Conduct market segmentation analysis to identify distinct market segments based on variables like age, gender, location, or shopping preferences. Analyze the characteristics and needs of each segment.


==================================

import pandas as pd

import matplotlib.pyplot as plt

import seaborn as sns


# Sample fashion dataset

fashion_data = pd.DataFrame({

    'customer_id': [1, 2, 3, 4, 5, 6, 7, 8, 9, 10],

    'age': [25, 35, 45, 30, 20, 40, 50, 55, 28, 32],

    'gender': ['M', 'F', 'F', 'M', 'M', 'F', 'M', 'F', 'F', 'M'],

    'location': ['City A', 'City B', 'City A', 'City C', 'City C',

                 'City B', 'City C', 'City A', 'City B', 'City C'],

    'shopping_preferences': ['Quality', 'Price', 'Brand', 'Quality', 'Price',

                             'Quality', 'Brand', 'Price', 'Brand', 'Quality']

})


# Perform market segmentation analysis

segmentation = fashion_data.groupby(['location', 'shopping_preferences']).size().unstack()


# Visualize the market segments

plt.figure(figsize=(8, 6))

sns.heatmap(segmentation, cmap='Blues', annot=True, fmt='g')

plt.title('Market Segmentation Analysis')

plt.xlabel('Shopping Preferences')

plt.ylabel('Location')

plt.show()


# Analyze the characteristics and needs of each segment

segment_profiles = fashion_data.groupby(['location', 'shopping_preferences']).size().reset_index(name='count')

print("Segment Profiles:")

print(segment_profiles)

====================================

In this example, we have a fashion dataset with variables such as 'customer_id', 'age', 'gender', 'location', and 'shopping_preferences'. We aim to conduct market segmentation analysis to identify distinct market segments based on these variables.


Using the groupby() function in pandas, we group the data by 'location' and 'shopping_preferences' and calculate the size of each segment. This provides a summary of the number of customers within each combination of location and shopping preference.


Next, we visualize the market segments using a heatmap, where the x-axis represents shopping preferences, the y-axis represents location, and the color intensity represents the size of each segment. This visualization helps identify the composition of different market segments.


Finally, we analyze the characteristics and needs of each segment by examining the segment profiles. We group the data by 'location' and 'shopping_preferences' again and calculate the size of each segment. This allows us to understand the distribution of customers across different segments.


Upon running the code, you will see the heatmap displaying the market segments and the segment profiles printed, indicating the location, shopping preferences, and the count of customers within each segment.

======================================================

Data Visualization Tools:


Introduction to Data Visualization Libraries:


Matplotlib:


Matplotlib is a widely used data visualization library in Python. It provides a flexible and comprehensive set of plotting functions and customization options.
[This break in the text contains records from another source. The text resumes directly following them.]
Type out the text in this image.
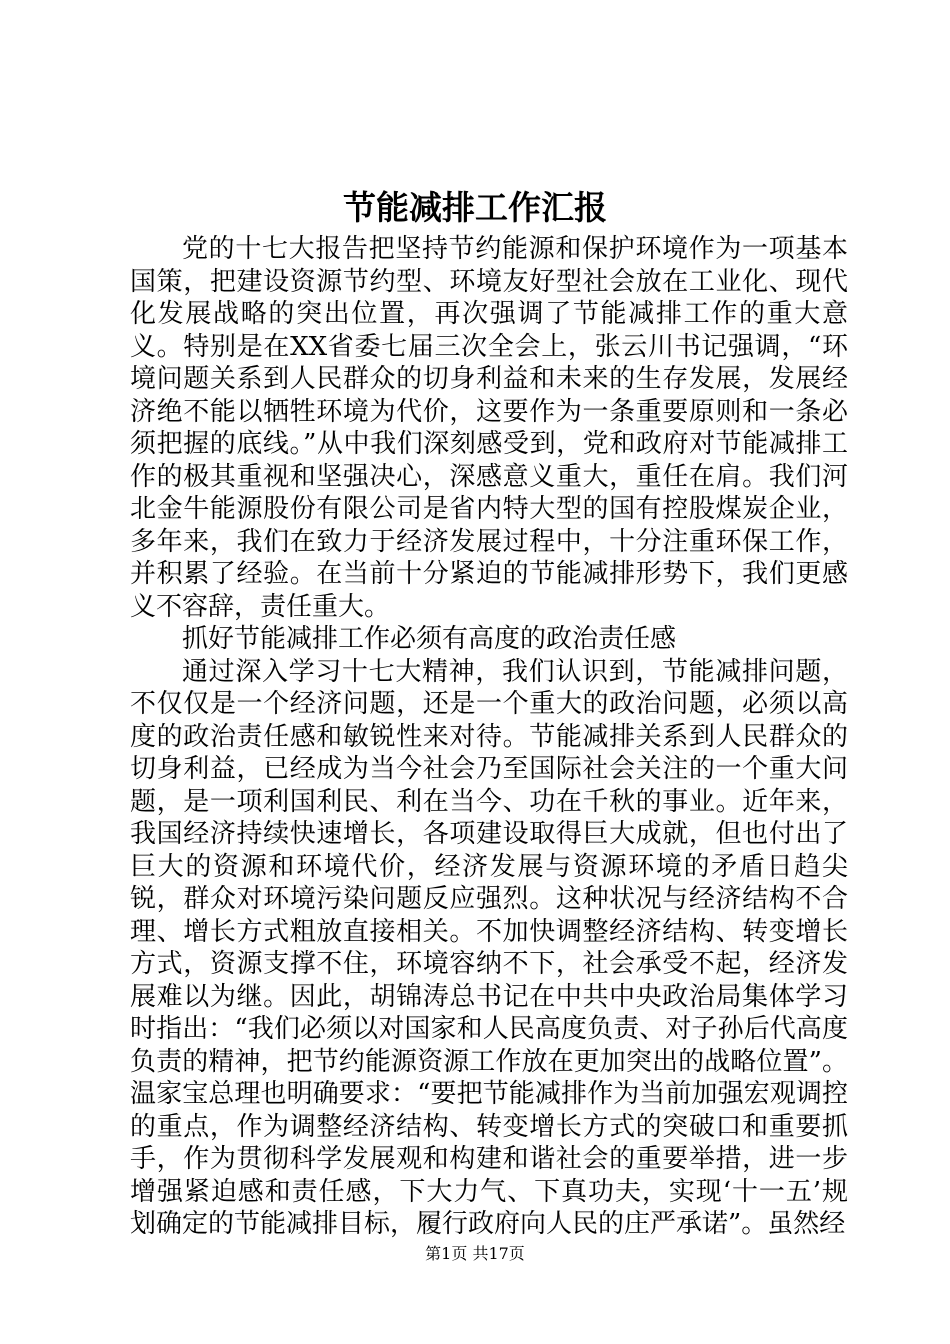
节能减排工作汇报

党的十七大报告把坚持节约能源和保护环境作为一项基本国策，把建设资源节约型、环境友好型社会放在工业化、现代化发展战略的突出位置，再次强调了节能减排工作的重大意义。特别是在XX省委七届三次全会上，张云川书记强调，“环境问题关系到人民群众的切身利益和未来的生存发展，发展经济绝不能以牺牲环境为代价，这要作为一条重要原则和一条必须把握的底线。”从中我们深刻感受到，党和政府对节能减排工作的极其重视和坚强决心，深感意义重大，重任在肩。我们河北金牛能源股份有限公司是省内特大型的国有控股煤炭企业，多年来，我们在致力于经济发展过程中，十分注重环保工作，并积累了经验。在当前十分紧迫的节能减排形势下，我们更感义不容辞，责任重大。

抓好节能减排工作必须有高度的政治责任感

通过深入学习十七大精神，我们认识到，节能减排问题，不仅仅是一个经济问题，还是一个重大的政治问题，必须以高度的政治责任感和敏锐性来对待。节能减排关系到人民群众的切身利益，已经成为当今社会乃至国际社会关注的一个重大问题，是一项利国利民、利在当今、功在千秋的事业。近年来，我国经济持续快速增长，各项建设取得巨大成就，但也付出了巨大的资源和环境代价，经济发展与资源环境的矛盾日趋尖锐，群众对环境污染问题反应强烈。这种状况与经济结构不合理、增长方式粗放直接相关。不加快调整经济结构、转变增长方式，资源支撑不住，环境容纳不下，社会承受不起，经济发展难以为继。因此，胡锦涛总书记在中共中央政治局集体学习时指出：“我们必须以对国家和人民高度负责、对子孙后代高度负责的精神，把节约能源资源工作放在更加突出的战略位置”。温家宝总理也明确要求：“要把节能减排作为当前加强宏观调控的重点，作为调整经济结构、转变增长方式的突破口和重要抓手，作为贯彻科学发展观和构建和谐社会的重要举措，进一步增强紧迫感和责任感，下大力气、下真功夫，实现‘十一五’规划确定的节能减排目标，履行政府向人民的庄严承诺”。虽然经

第1页 共17页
Benefits: Matplotlib offers a high level of customization, allowing you to create a wide range of visualizations. It supports various plot types, including line plots, scatter plots, bar plots, histograms, and more.
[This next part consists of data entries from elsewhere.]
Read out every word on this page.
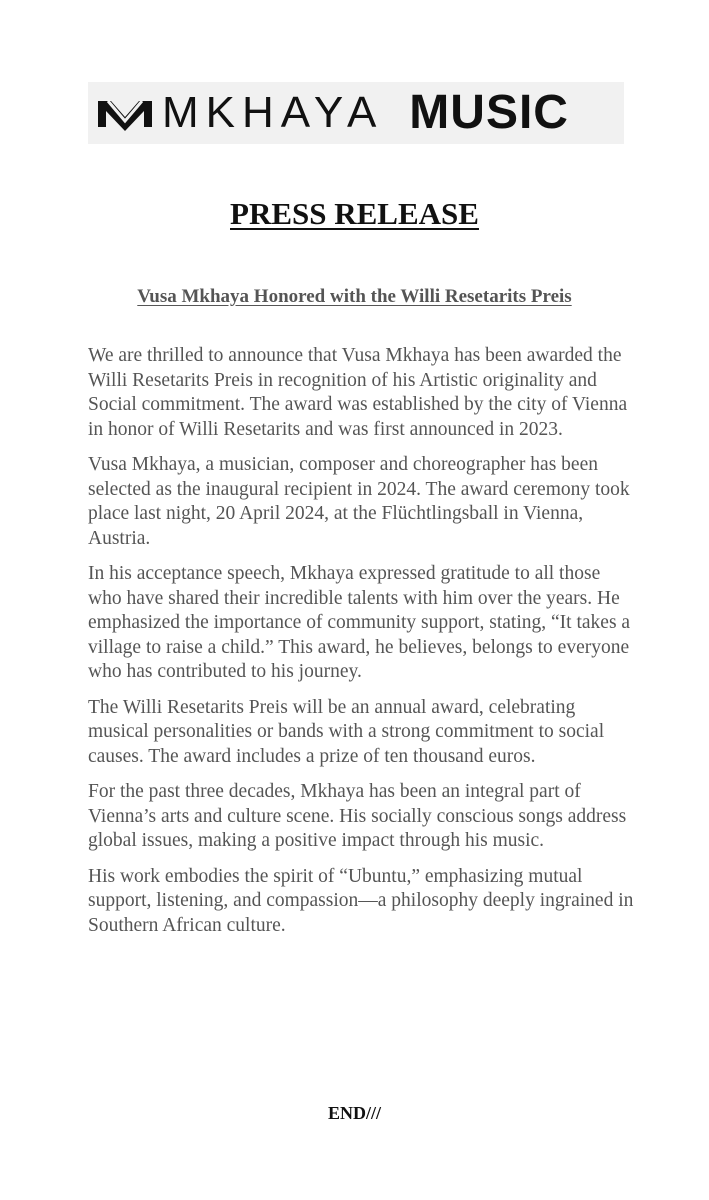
MKHAYA MUSIC
PRESS RELEASE
Vusa Mkhaya Honored with the Willi Resetarits Preis

We are thrilled to announce that Vusa Mkhaya has been awarded the Willi Resetarits Preis in recognition of his Artistic originality and Social commitment. The award was established by the city of Vienna in honor of Willi Resetarits and was first announced in 2023.

Vusa Mkhaya, a musician, composer and choreographer has been selected as the inaugural recipient in 2024. The award ceremony took place last night, 20 April 2024, at the Flüchtlingsball in Vienna, Austria.

In his acceptance speech, Mkhaya expressed gratitude to all those who have shared their incredible talents with him over the years. He emphasized the importance of community support, stating, “It takes a village to raise a child.” This award, he believes, belongs to everyone who has contributed to his journey.

The Willi Resetarits Preis will be an annual award, celebrating musical personalities or bands with a strong commitment to social causes. The award includes a prize of ten thousand euros.

For the past three decades, Mkhaya has been an integral part of Vienna’s arts and culture scene. His socially conscious songs address global issues, making a positive impact through his music.

His work embodies the spirit of “Ubuntu,” emphasizing mutual support, listening, and compassion—a philosophy deeply ingrained in Southern African culture.

END///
Use cases: Matplotlib is suitable for basic to advanced visualizations in fashion data analysis. You can use it to plot trends, distribution of variables, correlation matrices, and other standard visualizations


Seaborn:


Seaborn is a statistical data visualization library built on top of Matplotlib. It provides a higher-level interface for creating attractive and informative visualizations.

Benefits: Seaborn simplifies the creation of complex plots by providing optimized functions for statistical visualization. It offers a wide range of color palettes, themes, and built-in statistical functionalities.
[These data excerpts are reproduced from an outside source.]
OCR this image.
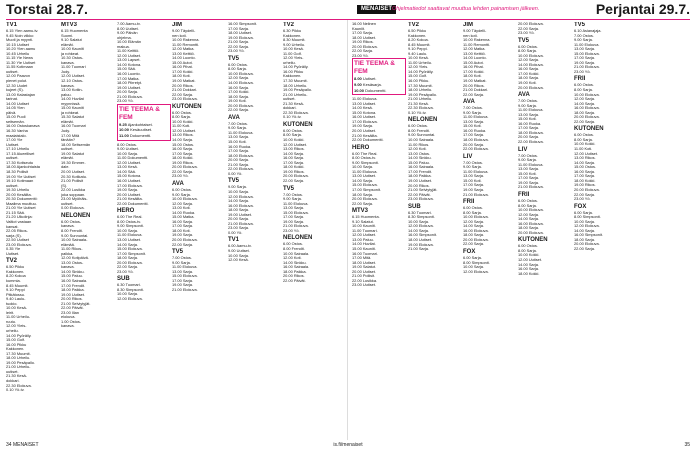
Torstai 28.7.	MENAISET Ohjelmatiedot saattavat muuttua lehden painamisen jälkeen.	Perjantai 29.7.
TV1
6.15 Ylen aamu-tv.
9.45 Noin viikko
Muoti ja myynti.
10.15 Uutiset
10.20 Ylen aamu
10.45 Urheilu
11.15 Yle News
11.30 Yle Uutiset
11.55 Kotimaan
uutiset.
12.00 Paavon
pienet polut.
12.30 Uudet
kujeet (S).
13.00 Kalastajan
tarinat.
14.00 Uutiset
14.05 Ylen
päivä.
15.00 Puoli
seitsemän.
16.00 Ostoskanava
16.30 Vanha
maalaistalo.
17.00 Yle
Uutiset.
17.10 Urheilu
17.15 Alueelliset
uutiset.
17.30 Kotiseutu
18.00 Ajankohtaista
18.30 Poliisit
19.00 Yle Uutiset
19.10 Kotimaan
uutiset.
19.30 Urheilu
20.00 Kesäilta.
20.30 Dokumentti:
Maailma muuttuu.
21.00 Yle Uutiset
21.15 Sää.
21.20 Ulkolinja:
Valtiot vastaan
kansat.
22.05 Rikos-
sarja (S).
22.50 Uutiset
23.00 Elokuva.
0.35 Yle
Uutiset.
TV2
6.50 Pikku
Kakkonen.
8.20 Kokoa
kummia.
8.45 Muumit.
9.10 Peppi
Pitkätossu.
9.40 Laulu-
tuokio.
10.00 Kesä-
leirit.
11.00 Urheilu-
ruutu.
12.00 Yleis-
urheilu.
14.00 Pyöräily.
15.00 Golf.
16.00 Pikku
Kakkonen.
17.30 Muumit.
18.00 Urheilu.
19.00 Pesäpallo.
21.00 Urheilu-
uutiset.
21.30 Kesä-
dokkari.
22.30 Elokuva.
0.10 Yö-tv.
MTV3
6.15 Huomenta
Suomi.
9.10 Salatut
elämät.
10.00 Kauniit
ja rohkeat.
10.30 Ostos-
kanava.
11.00 Tuomari
Judy.
12.00 Uutiset.
12.10 Ostos-
kanava.
13.00 Kotiin-
paluu.
14.00 Huvilat
myynnissä.
15.00 Kauniit
ja rohkeat.
15.30 Salatut
elämät.
16.00 Tuomari
Judy.
17.00 Mitä
tänään?
18.00 Seitsemän
uutiset.
19.00 Salatut
elämät.
19.30 Emmer-
dale.
20.00 Uutiset.
20.30 Kotikatu.
21.00 Poliisit
(S).
22.00 Lusikka
joka soppaan.
23.00 Myöhäis-
uutiset.
0.00 Elokuva.
NELONEN
6.00 Ostos-
kanava.
8.00 Frendit.
9.00 Sunnuntai.
10.00 Sairaala-
elämää.
11.00 Rikos-
paikka.
12.00 Kotipäivä.
13.00 Ostos-
kanava.
14.00 Sinkku.
15.00 Paluu.
16.00 Sairaala.
17.00 Frendit.
18.00 Paikka.
19.00 Uutiset.
20.00 Rikos.
21.00 Selviytyjät.
22.00 Päivät.
23.00 Illan
elokuva.
1.00 Ostos-
kanava.
7.00 Aamu-tv.
8.00 Uutiset.
9.00 Päivän
ohjelma.
10.00 Elämän
makua.
11.00 Keittiö.
12.00 Uutiset.
13.00 Lapset.
14.00 Kotona.
15.00 Sää.
16.00 Luonto.
17.00 Matka.
18.00 Piirretyt.
19.00 Uutiset.
20.00 Sarja.
21.00 Elokuva.
23.00 Yö.
TIE TEEMA & FEM
9.25 Ajankohtaiset.
10.00 Kesäuutiset.
11.00 Dokumentti.
8.00 Ostos.
9.00 Uutiset.
10.00 Sarja.
11.00 Dokumentti.
12.00 Uutiset.
13.00 Kesä.
14.00 Sää.
15.00 Kotona.
16.00 Uutiset.
17.00 Elokuva.
19.00 Sarja.
20.00 Uutiset.
21.00 Kesäilta.
22.00 Dokumentti.
HERO
6.00 The Real.
8.00 Ostos-tv.
9.00 Simpsonit.
10.00 Sarja.
11.00 Elokuva.
13.00 Uutiset.
14.00 Sarja.
15.00 Elokuva.
17.00 Simpsonit.
18.00 Sarja.
20.00 Elokuva.
22.00 Sarja.
23.00 Yö.
SUB
6.30 Tuomari.
8.30 Simpsonit.
10.00 Sarja.
12.00 Elokuva.
JIM
9.00 Täydelli-
nen koti.
10.00 Rakenna.
11.00 Remontti.
12.00 Matka.
13.00 Keittiö.
14.00 Luonto.
15.00 Autot.
16.00 Pihat.
17.00 Kokki.
18.00 Koti.
19.00 Matkat.
20.00 Rikos.
21.00 Dokkari.
22.00 Sarja.
23.00 Elokuva.
KUTONEN
6.00 Ostos.
8.00 Sarja.
10.00 Kokki.
11.00 Koti.
12.00 Uutiset.
13.00 Rikos.
14.00 Sarja.
15.00 Ostos.
16.00 Sarja.
17.00 Sarja.
18.00 Kokki.
19.00 Rikos.
20.00 Elokuva.
22.00 Sarja.
23.00 Yö.
AVA
6.00 Ostos.
9.00 Sarja.
10.00 Elokuva.
12.00 Sarja.
13.00 Koti.
14.00 Ruoka.
15.00 Matka.
16.00 Sarja.
17.00 Sarja.
18.00 Koti.
19.00 Sarja.
20.00 Elokuva.
22.00 Sarja.
TV5
7.00 Ostos.
9.00 Sarja.
11.00 Elokuva.
13.00 Sarja.
15.00 Elokuva.
17.00 Sarja.
19.00 Sarja.
21.00 Elokuva.
16.00 Simpsonit.
17.00 Sarja.
18.00 Uutiset.
19.00 Elokuva.
21.00 Sarja.
22.00 Sarja.
23.00 Yö.
TV5
6.00 Ostos.
8.00 Sarja.
10.00 Elokuva.
12.00 Sarja.
14.00 Elokuva.
16.00 Sarja.
17.00 Kokki.
18.00 Sarja.
19.00 Koti.
20.00 Elokuva.
22.00 Sarja.
AVA
7.00 Ostos.
9.00 Sarja.
11.00 Elokuva.
13.00 Sarja.
15.00 Koti.
16.00 Ruoka.
17.00 Sarja.
18.00 Elokuva.
20.00 Sarja.
21.00 Sarja.
22.00 Elokuva.
0.00 Yö.
TV5
9.00 Sarja.
10.00 Sarja.
12.00 Elokuva.
14.00 Sarja.
16.00 Elokuva.
18.00 Sarja.
19.00 Uutiset.
20.00 Sarja.
21.00 Elokuva.
23.00 Sarja.
0.00 Yö.
TV1
6.00 Aamu-tv.
9.00 Uutiset.
10.00 Sarja.
12.00 Kesä.
TV2
6.30 Pikku
Kakkonen.
8.30 Muumit.
9.00 Urheilu.
10.00 Kesä.
11.00 Golf.
12.00 Yleis-
urheilu.
14.00 Pyöräily.
16.00 Pikku
Kakkonen.
17.30 Muumit.
18.00 Urheilu.
19.00 Pesäpallo.
21.00 Urheilu-
uutiset.
21.30 Kesä-
dokkari.
22.30 Elokuva.
0.10 Yö-tv.
KUTONEN
6.00 Ostos.
8.00 Sarja.
10.00 Kokki.
12.00 Uutiset.
13.00 Rikos.
14.00 Sarja.
16.00 Sarja.
17.00 Sarja.
18.00 Kokki.
19.00 Rikos.
20.00 Elokuva.
22.00 Sarja.
TV5
7.00 Ostos.
9.00 Sarja.
11.00 Elokuva.
13.00 Sarja.
15.00 Elokuva.
17.00 Sarja.
19.00 Sarja.
21.00 Elokuva.
23.00 Yö.
NELONEN
6.00 Ostos.
8.00 Frendit.
10.00 Sairaala.
12.00 Koti.
14.00 Sinkku.
16.00 Sairaala.
18.00 Paikka.
20.00 Rikos.
22.00 Päivät.
16.00 Nelinen
Kauniit.
17.00 Sarja.
18.00 Uutiset.
19.00 Rikos.
20.00 Elokuva.
22.00 Sarja.
23.00 Yö.
TIE TEEMA & FEM
8.00 Uutiset.
9.00 Kesäsarja.
10.00 Dokumentti.
11.00 Elokuva.
13.00 Uutiset.
14.00 Kesä.
15.00 Kotona.
16.00 Uutiset.
17.00 Elokuva.
19.00 Sarja.
20.00 Uutiset.
21.00 Kesäilta.
22.00 Dokumentti.
HERO
6.00 The Real.
8.00 Ostos-tv.
9.00 Simpsonit.
10.00 Sarja.
11.00 Elokuva.
13.00 Uutiset.
14.00 Sarja.
15.00 Elokuva.
17.00 Simpsonit.
18.00 Sarja.
20.00 Elokuva.
22.00 Sarja.
MTV3
6.15 Huomenta.
9.10 Salatut.
10.00 Kauniit.
11.00 Tuomari.
12.00 Uutiset.
13.00 Paluu.
14.00 Huvilat.
15.00 Kauniit.
16.00 Tuomari.
17.00 Mitä.
18.00 Uutiset.
19.00 Salatut.
20.00 Uutiset.
21.00 Poliisit.
22.00 Lusikka.
23.00 Uutiset.
TV2
6.50 Pikku
Kakkonen.
8.20 Kokoa.
8.45 Muumit.
9.10 Peppi.
9.40 Laulu.
10.00 Kesä.
11.00 Urheilu.
12.00 Yleis.
14.00 Pyöräily.
15.00 Golf.
16.00 Pikku.
17.30 Muumit.
18.00 Urheilu.
19.00 Pesäpallo.
21.00 Urheilu.
21.30 Kesä.
22.30 Elokuva.
0.10 Yö-tv.
NELONEN
6.00 Ostos.
8.00 Frendit.
9.00 Sunnuntai.
10.00 Sairaala.
11.00 Rikos.
12.00 Koti.
13.00 Ostos.
14.00 Sinkku.
15.00 Paluu.
16.00 Sairaala.
17.00 Frendit.
18.00 Paikka.
19.00 Uutiset.
20.00 Rikos.
21.00 Selviytyjät.
22.00 Päivät.
23.00 Elokuva.
SUB
6.30 Tuomari.
8.30 Simpsonit.
10.00 Sarja.
12.00 Elokuva.
14.00 Sarja.
16.00 Simpsonit.
18.00 Uutiset.
19.00 Elokuva.
21.00 Sarja.
JIM
9.00 Täydelli-
nen koti.
10.00 Rakenna.
11.00 Remontti.
12.00 Matka.
13.00 Keittiö.
14.00 Luonto.
15.00 Autot.
16.00 Pihat.
17.00 Kokki.
18.00 Koti.
19.00 Matkat.
20.00 Rikos.
21.00 Dokkari.
22.00 Sarja.
AVA
7.00 Ostos.
9.00 Sarja.
11.00 Elokuva.
13.00 Sarja.
15.00 Koti.
16.00 Ruoka.
17.00 Sarja.
18.00 Elokuva.
20.00 Sarja.
22.00 Elokuva.
LIV
7.00 Ostos.
9.00 Sarja.
11.00 Elokuva.
13.00 Sarja.
15.00 Koti.
17.00 Sarja.
19.00 Sarja.
21.00 Elokuva.
FRII
6.00 Ostos.
8.00 Sarja.
10.00 Elokuva.
12.00 Sarja.
14.00 Sarja.
16.00 Elokuva.
18.00 Sarja.
20.00 Elokuva.
22.00 Sarja.
FOX
6.00 Sarja.
8.00 Simpsonit.
10.00 Sarja.
12.00 Elokuva.
20.00 Elokuva.
22.00 Sarja.
23.00 Yö.
TV5
6.00 Ostos.
8.00 Sarja.
10.00 Elokuva.
12.00 Sarja.
14.00 Elokuva.
16.00 Sarja.
17.00 Kokki.
18.00 Sarja.
19.00 Koti.
20.00 Elokuva.
AVA
7.00 Ostos.
9.00 Sarja.
11.00 Elokuva.
13.00 Sarja.
15.00 Koti.
16.00 Ruoka.
17.00 Sarja.
18.00 Elokuva.
20.00 Sarja.
22.00 Elokuva.
LIV
7.00 Ostos.
9.00 Sarja.
11.00 Elokuva.
13.00 Sarja.
15.00 Koti.
17.00 Sarja.
19.00 Sarja.
21.00 Elokuva.
FRII
6.00 Ostos.
8.00 Sarja.
10.00 Elokuva.
12.00 Sarja.
14.00 Sarja.
16.00 Elokuva.
18.00 Sarja.
20.00 Elokuva.
KUTONEN
6.00 Ostos.
8.00 Sarja.
10.00 Kokki.
12.00 Uutiset.
14.00 Sarja.
16.00 Sarja.
18.00 Kokki.
TV5
6.10 Asianajaja.
7.00 Ostos.
9.00 Sarja.
11.00 Elokuva.
13.00 Sarja.
15.00 Elokuva.
17.00 Sarja.
19.00 Sarja.
21.00 Elokuva.
23.00 Yö.
FRII
6.00 Ostos.
8.00 Sarja.
10.00 Elokuva.
12.00 Sarja.
14.00 Sarja.
16.00 Elokuva.
18.00 Sarja.
20.00 Elokuva.
22.00 Sarja.
KUTONEN
6.00 Ostos.
8.00 Sarja.
10.00 Kokki.
11.00 Koti.
12.00 Uutiset.
13.00 Rikos.
14.00 Sarja.
15.00 Ostos.
16.00 Sarja.
17.00 Sarja.
18.00 Kokki.
19.00 Rikos.
20.00 Elokuva.
22.00 Sarja.
23.00 Yö.
FOX
6.00 Sarja.
8.00 Simpsonit.
10.00 Sarja.
12.00 Elokuva.
14.00 Sarja.
16.00 Simpsonit.
18.00 Sarja.
20.00 Elokuva.
22.00 Sarja.
34 MENAISET	is.fi/menaiset	35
Use cases: Seaborn is suitable for visualizing relationships, distributions, and categorical data in fashion data analysis. It is particularly useful for creating heatmaps, violin plots, box plots, and visualizations involving categorical variables.


Plotly:


Plotly is an interactive data visualization library that allows for the creation of interactive and dynamic visualizations. It offers both Python and JavaScript APIs.

Benefits: Plotly provides interactive features like zooming, panning, and hover tooltips. It supports a wide range of visualizations, including scatter plots, line plots, bar plots, box plots, and 3D visualizations.

Use cases: Plotly is suitable for creating interactive dashboards, exploratory data analysis, and sharing visualizations in fashion data analysis. It allows for creating interactive plots for better understanding and exploration of data.


Example

=======================

import pandas as pd

import matplotlib.pyplot as plt

import seaborn as sns

import plotly.express as px


# Sample fashion dataset

fashion_data = pd.DataFrame({

    'customer_id': [1, 2, 3, 4, 5, 6, 7, 8, 9, 10],

    'age': [25, 35, 45, 30, 20, 40, 50, 55, 28, 32],

    'gender': ['M', 'F', 'F', 'M', 'M', 'F', 'M', 'F', 'F', 'M'],

    'location': ['City A', 'City B', 'City A', 'City C', 'City C',

                 'City B', 'City C', 'City A', 'City B', 'City C'],

    'shopping_preferences': ['Quality', 'Price', 'Brand', 'Quality', 'Price',

                             'Quality', 'Brand', 'Price', 'Brand', 'Quality']

})


# Matplotlib: Bar Plot

plt.figure(figsize=(8, 6))

fashion_data['location'].value_counts().plot(kind='bar')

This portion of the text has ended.